È da oggi sugli scaffali delle librerie Eccomi (Guanda), il nuovo romanzo di Jonathan Safran Foer. In occasione dell’attesissima uscita, ecco che cosa ci racconta di Eccomi chi questo libro lo ha letto fino a farlo intimamente proprio: Irene Abigail Piccinini, la sua traduttrice, quella figura che il filologo e poeta Manara Valgimigli definì

«l’unico autentico lettore di un testo. Certo più di un critico, forse più dello stesso autore. Poiché di un testo il critico è solamente il corteggiatore volante, l’autore il padre e marito, mentre il traduttore ne è l’amante».

Che esperienza è stata tradurre Eccomi?

Impegnativa. Per uscire in contemporanea in Italia e negli Stati Uniti, abbiamo dovuto ingaggiare una vera e propria lotta contro il tempo. Dico abbiamo, perché per tradurre un libro di 600 pagine con i tempi ridotti che avevamo, è stato necessario un gran lavoro di squadra: ho lavorato a strettissimo contatto con la redattrice Guanda che ha fatto da editor al libro, Cinzia Cappelli, e con il revisore Massimiliano Galli. Molte cose le abbiamo discusse e ridiscusse prima di trovare una soluzione soddisfacente, da una serie di questioni generali a certe minuzie lessicali che ai più faranno sorridere, tipo: i tredicenni di oggi dicono ancora “sfigato”?

In un lavoro così complesso, oltretutto, poter mettere a disposizione della traduzione competenze diverse è stato particolarmente proficuo: per esempio, io sono più ferrata sulle questioni ebraiche, Cinzia sulle serie televisive (da cui Foer trae parecchi spunti, a cominciare dalla professione del protagonista Jacob, che è appunto un autore di serie tv), Max sulla cultura giovanile americana (film, canzoni), di cui il libro è ricchissimo.
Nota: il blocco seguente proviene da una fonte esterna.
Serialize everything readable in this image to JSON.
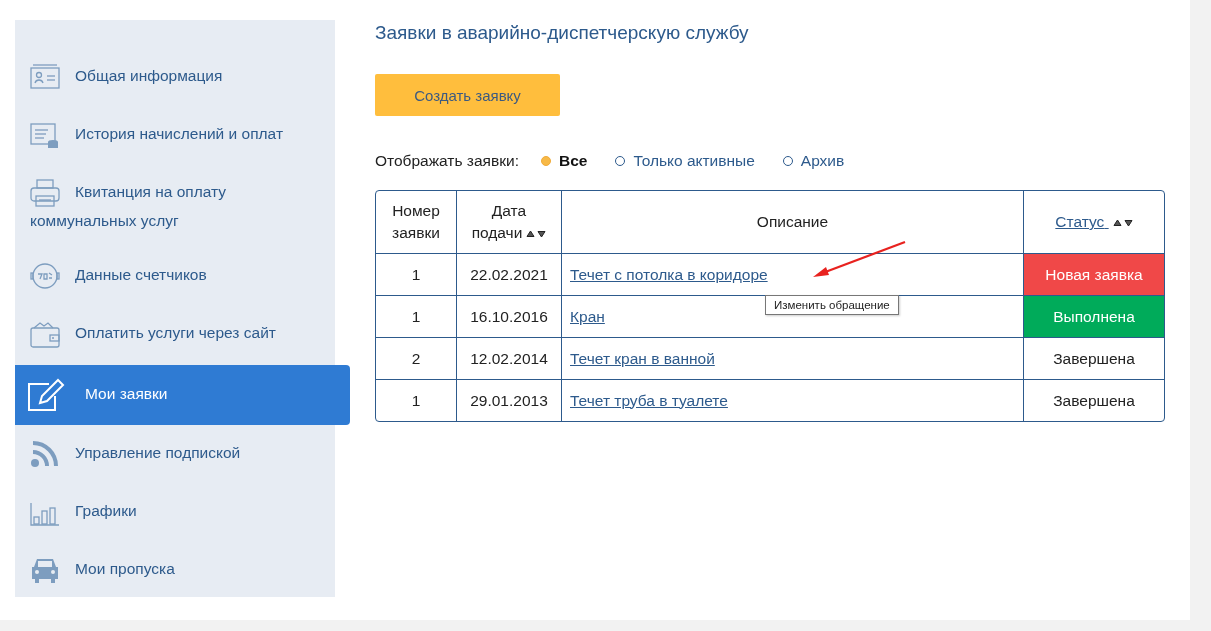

In che rapporto si pone Eccomi rispetto alle precedenti pubblicazioni di Foer? Che posto crede che occupino i suoi libri nel panorama editoriale di oggi?
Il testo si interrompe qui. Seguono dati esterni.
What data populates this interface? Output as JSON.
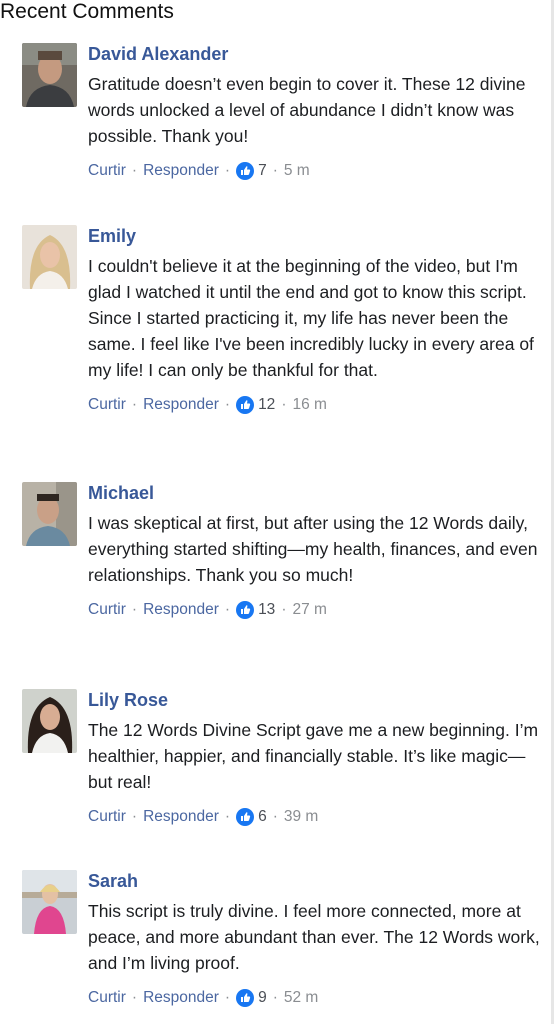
{
  "section_title": "Recent Comments",
  "colors": {
    "link": "#385898",
    "like_blue": "#1877f2"
  },
  "comments": [
    {
      "author": "David Alexander",
      "text": "Gratitude doesn’t even begin to cover it. These 12 divine words unlocked a level of abundance I didn’t know was possible. Thank you!",
      "like_label": "Curtir",
      "reply_label": "Responder",
      "likes": "7",
      "time": "5 m"
    },
    {
      "author": "Emily",
      "text": "I couldn't believe it at the beginning of the video, but I'm glad I watched it until the end and got to know this script. Since I started practicing it, my life has never been the same. I feel like I've been incredibly lucky in every area of my life! I can only be thankful for that.",
      "like_label": "Curtir",
      "reply_label": "Responder",
      "likes": "12",
      "time": "16 m"
    },
    {
      "author": "Michael",
      "text": "I was skeptical at first, but after using the 12 Words daily, everything started shifting—my health, finances, and even relationships. Thank you so much!",
      "like_label": "Curtir",
      "reply_label": "Responder",
      "likes": "13",
      "time": "27 m"
    },
    {
      "author": "Lily Rose",
      "text": "The 12 Words Divine Script gave me a new beginning. I’m healthier, happier, and financially stable. It’s like magic—but real!",
      "like_label": "Curtir",
      "reply_label": "Responder",
      "likes": "6",
      "time": "39 m"
    },
    {
      "author": "Sarah",
      "text": "This script is truly divine. I feel more connected, more at peace, and more abundant than ever. The 12 Words work, and I’m living proof.",
      "like_label": "Curtir",
      "reply_label": "Responder",
      "likes": "9",
      "time": "52 m"
    }
  ]
}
Direi che in questo libro Foer continua la sua esplorazione dell’identità ebraica, è questo il fil rouge della sua scrittura, però non me la sento di lanciarmi in un’analisi sul suo ruolo nel panorama editoriale di oggi, questo semmai sarebbe da chiedere al suo editore.

Come descriverebbe la scrittura di Foer, e qual è la maggiore difficoltà che ha riscontrato nella traduzione?
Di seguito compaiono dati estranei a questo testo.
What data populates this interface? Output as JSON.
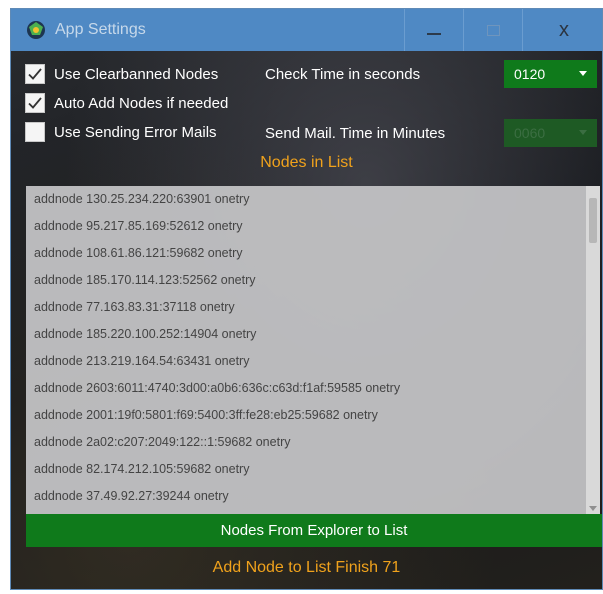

Foer ha una scrittura ricca di inventiva, di battute, giochi di parole, calembours, ammiccamenti e strizzatine d’occhio, di riferimenti e citazioni più o meno nascoste che richiedono ricerche e approfondimenti in campi diversissimi e una gran ginnastica mentale per la resa, oltre alla padronanza di molteplici registri linguistici: insomma, impegna il traduttore a tutto tondo.

Capire il senso di una battuta di dialogo, per dire, può non essere affatto scontato, e in un libro pieno di dialoghi serrati, oltretutto, la resa del ritmo è essenziale.

Tanto per fare un piccolo esempio concreto, a un certo punto Jacob, il protagonista, mentre sta discutendo in macchina con suo padre Irv, risponde alle provocazioni paterne canticchiando parafrasi delle canzoni del musical The Sound of Music, che in italiano è Tutti insieme appassionatamente.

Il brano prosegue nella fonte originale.